His other fund, SNPE, also roughly tracks the S&P 500 — up 5% since late June compared to the S&P's 3% gain.
The fund looks at all S&P 500 constituents but strips out companies involved in tobacco or controversial weapons, and that score poorly against key UN standards. The remaining companies are then selected based on an ESG score, while at the same time mirroring the sector weightings of the S&P 500.
ExxonMobil, for instance, is one of SNPE's larger holdings.
"You would think, 'Energy company, that's got to be bad for the environment.' But we pick the better ESG-scoring energy companies and [they] are some of the biggest spenders in renewable energy," Oliver said.
Todd Rosenbluth, head of ETFs and mutual fund research at CFRA, also noted that lower fees should start to draw in more interest in the space.
"People have historically thought [ESG] was a premium product," he said. "But now the costs have come down and they're more likely to come and take a look."

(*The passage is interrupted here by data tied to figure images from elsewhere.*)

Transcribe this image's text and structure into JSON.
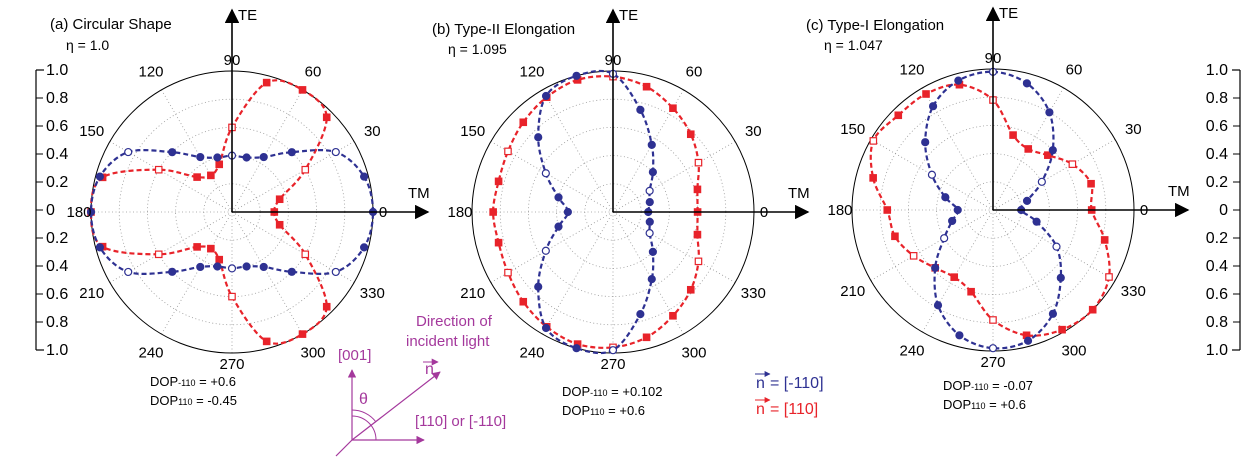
{
  "colors": {
    "red": "#e8232a",
    "blue": "#2e3192",
    "magenta": "#a4389c",
    "black": "#000000"
  },
  "axis_labels": {
    "te": "TE",
    "tm": "TM"
  },
  "angle_labels": [
    "90",
    "60",
    "30",
    "0",
    "330",
    "300",
    "270",
    "240",
    "210",
    "180",
    "150",
    "120"
  ],
  "radial_scale": {
    "left": [
      "1.0",
      "0.8",
      "0.6",
      "0.4",
      "0.2",
      "0",
      "0.2",
      "0.4",
      "0.6",
      "0.8",
      "1.0"
    ],
    "right": [
      "1.0",
      "0.8",
      "0.6",
      "0.4",
      "0.2",
      "0",
      "0.2",
      "0.4",
      "0.6",
      "0.8",
      "1.0"
    ]
  },
  "legend": {
    "blue_label": "= [-110]",
    "red_label": "= [110]",
    "vector_symbol": "n"
  },
  "diagram": {
    "title_line1": "Direction of",
    "title_line2": "incident light",
    "z_label": "[001]",
    "x_label": "[110] or [-110]",
    "theta": "θ",
    "n": "n"
  },
  "chart_data": [
    {
      "type": "polar",
      "panel": "(a)",
      "title": "(a) Circular Shape",
      "eta": "η = 1.0",
      "dop_lines": [
        {
          "prefix": "DOP",
          "sub": "-110",
          "value": " = +0.6"
        },
        {
          "prefix": "DOP",
          "sub": "110",
          "value": " = -0.45"
        }
      ],
      "rlim": [
        0,
        1
      ],
      "theta_step_deg": 15,
      "series": [
        {
          "name": "[110]",
          "color": "#e8232a",
          "marker": "square",
          "r": [
            0.3,
            0.35,
            0.6,
            0.95,
            1.0,
            0.95,
            0.6,
            0.35,
            0.3,
            0.35,
            0.6,
            0.95,
            1.0,
            0.95,
            0.6,
            0.35,
            0.3,
            0.35,
            0.6,
            0.95,
            1.0,
            0.95,
            0.6,
            0.35
          ]
        },
        {
          "name": "[-110]",
          "color": "#2e3192",
          "marker": "circle",
          "r": [
            1.0,
            0.97,
            0.85,
            0.6,
            0.45,
            0.4,
            0.4,
            0.4,
            0.45,
            0.6,
            0.85,
            0.97,
            1.0,
            0.97,
            0.85,
            0.6,
            0.45,
            0.4,
            0.4,
            0.4,
            0.45,
            0.6,
            0.85,
            0.97
          ]
        }
      ]
    },
    {
      "type": "polar",
      "panel": "(b)",
      "title": "(b) Type-II Elongation",
      "eta": "η = 1.095",
      "dop_lines": [
        {
          "prefix": "DOP",
          "sub": "-110",
          "value": " = +0.102"
        },
        {
          "prefix": "DOP",
          "sub": "110",
          "value": " = +0.6"
        }
      ],
      "rlim": [
        0,
        1
      ],
      "theta_step_deg": 15,
      "series": [
        {
          "name": "[110]",
          "color": "#e8232a",
          "marker": "square",
          "r": [
            0.6,
            0.62,
            0.7,
            0.78,
            0.85,
            0.92,
            0.96,
            0.97,
            0.94,
            0.9,
            0.86,
            0.84,
            0.85,
            0.84,
            0.86,
            0.9,
            0.94,
            0.97,
            0.96,
            0.92,
            0.85,
            0.78,
            0.7,
            0.62
          ]
        },
        {
          "name": "[-110]",
          "color": "#2e3192",
          "marker": "circle",
          "r": [
            0.25,
            0.27,
            0.3,
            0.4,
            0.55,
            0.75,
            0.98,
            1.0,
            0.95,
            0.75,
            0.55,
            0.4,
            0.32,
            0.4,
            0.55,
            0.75,
            0.95,
            1.0,
            0.98,
            0.75,
            0.55,
            0.4,
            0.3,
            0.27
          ]
        }
      ]
    },
    {
      "type": "polar",
      "panel": "(c)",
      "title": "(c) Type-I Elongation",
      "eta": "η = 1.047",
      "dop_lines": [
        {
          "prefix": "DOP",
          "sub": "-110",
          "value": " = -0.07"
        },
        {
          "prefix": "DOP",
          "sub": "110",
          "value": " = +0.6"
        }
      ],
      "rlim": [
        0,
        1
      ],
      "theta_step_deg": 15,
      "series": [
        {
          "name": "[110]",
          "color": "#e8232a",
          "marker": "square",
          "r": [
            0.7,
            0.72,
            0.65,
            0.55,
            0.5,
            0.55,
            0.78,
            0.92,
            0.95,
            0.95,
            0.98,
            0.88,
            0.75,
            0.72,
            0.65,
            0.58,
            0.55,
            0.6,
            0.78,
            0.92,
            0.98,
            1.0,
            0.95,
            0.82
          ]
        },
        {
          "name": "[-110]",
          "color": "#2e3192",
          "marker": "circle",
          "r": [
            0.2,
            0.25,
            0.4,
            0.6,
            0.8,
            0.93,
            0.98,
            0.95,
            0.85,
            0.68,
            0.5,
            0.35,
            0.25,
            0.3,
            0.4,
            0.58,
            0.78,
            0.92,
            0.98,
            0.96,
            0.85,
            0.68,
            0.52,
            0.32
          ]
        }
      ]
    }
  ]
}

These days, investors can get exposure to ESG on a relatively low-cost basis — roughly 10 basis points for USSG and 11 basis points for SNPE. But according to ETF.com, the overall average expense ratio for sustainable ETFs is closer to 0.41%.
Still, Oliver said he's seeing a growing appetite for ESG.
"There's a transfer of wealth to the millennial generation, [which are expected] to invest through this type of socially aware responsibility," he said. "So, the fact that we're seeing something like $30 trillion is going to move from baby boomers to millennials over the next 20 years really means that companies are going to have to sit up and take notice."
Lydon said he has no doubt ESG will gain traction — it's just a matter of educating investors and spreading awareness.
"We have a generation growing up right now that is really adamant about sticking with this type of investing," he said. "I think we're just getting started."
Bottom line: ESG could well move the needle on corporate behavior, but longer-term performance and real returns will be key.